Они сидели и смотрели на меня. Я чувствовала, как в их головах поворачиваются крошечные колесики: «Бедная обманутая девочка, бедная обманутая девочка».
Заговорил Томфри:
– Подарочек, подумай. Если не сбежала, значит ее нет в живых. Во что нам верить, по-твоему?
Прежде никто из них не говорил мне об этом прямо. На мамином одеяле с преданиями изображались летящие по небу рабы и мертвые рабы, лежащие на земле. По моему разумению, матушка затерялась где-то между улетевшими и умершими.

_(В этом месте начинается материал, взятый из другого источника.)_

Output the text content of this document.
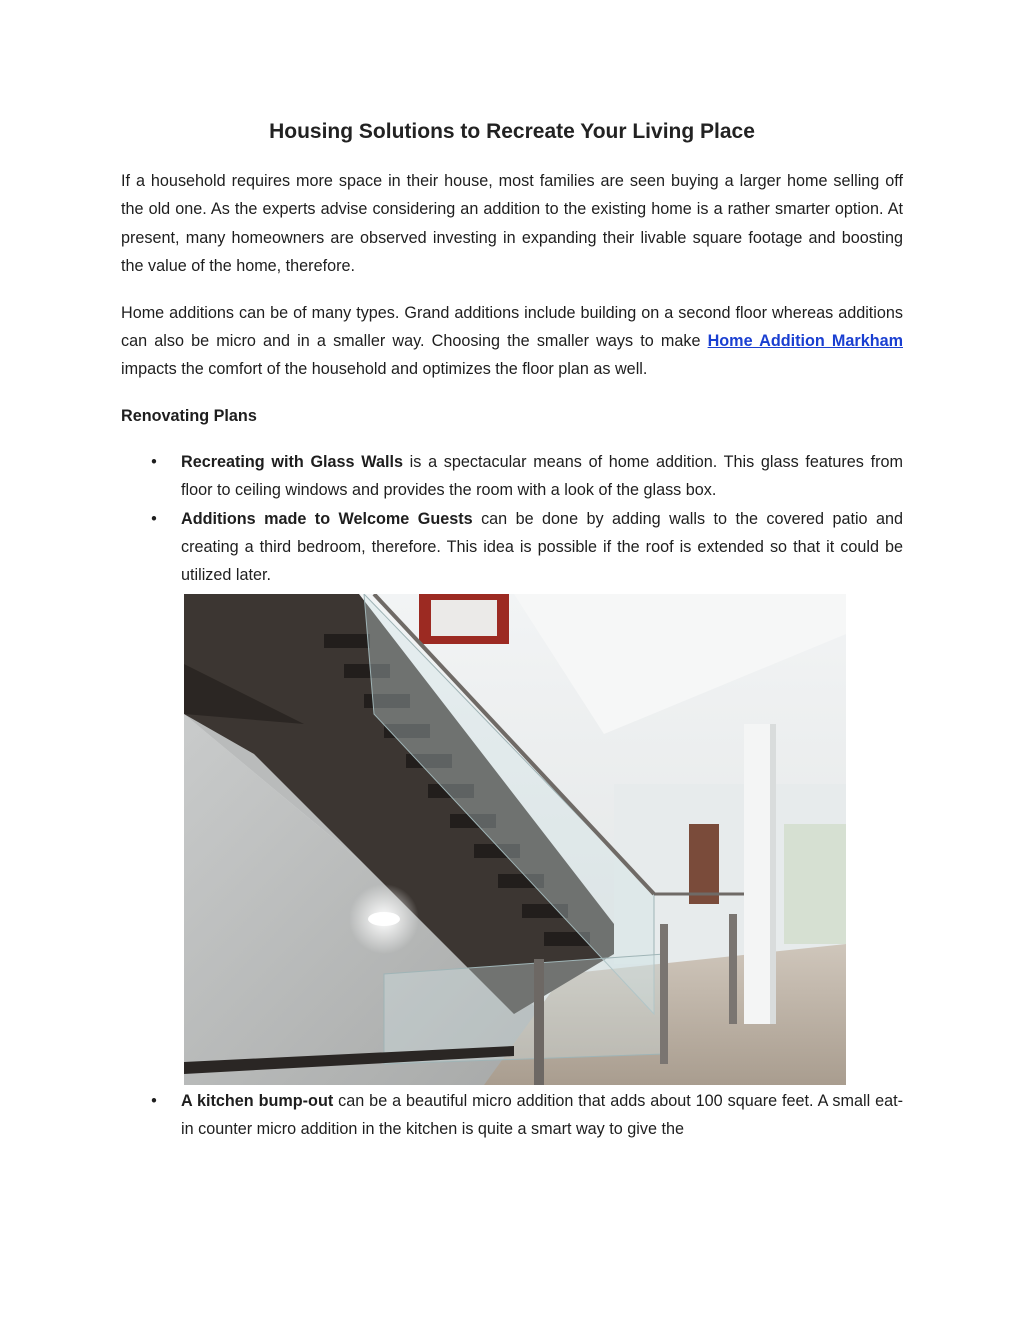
Housing Solutions to Recreate Your Living Place

If a household requires more space in their house, most families are seen buying a larger home selling off the old one. As the experts advise considering an addition to the existing home is a rather smarter option. At present, many homeowners are observed investing in expanding their livable square footage and boosting the value of the home, therefore.

Home additions can be of many types. Grand additions include building on a second floor whereas additions can also be micro and in a smaller way. Choosing the smaller ways to make Home Addition Markham impacts the comfort of the household and optimizes the floor plan as well.

Renovating Plans
• Recreating with Glass Walls is a spectacular means of home addition. This glass features from floor to ceiling windows and provides the room with a look of the glass box.
• Additions made to Welcome Guests can be done by adding walls to the covered patio and creating a third bedroom, therefore. This idea is possible if the roof is extended so that it could be utilized later.
• A kitchen bump-out can be a beautiful micro addition that adds about 100 square feet. A small eat-in counter micro addition in the kitchen is quite a smart way to give the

«Во что верить?» Воздух звенел от напряжения.
– Ни во что, – отрезала я, встала и ушла.
В комнате я легла на кровать, поверх одеяла с преданиями, и уставилась на раму, по-прежнему прикрепленную к потолку. Я больше ее не опускала, но каждую ночь, кроме лета и жаркой осени, спала под мамиными преданиями и знала эти истории вдоль и поперек. Матушкины аппликации рассказывали, откуда она прибыла, кем была, что любила, из-за чего страдала и на что надеялась. Она придумала способ все это поведать.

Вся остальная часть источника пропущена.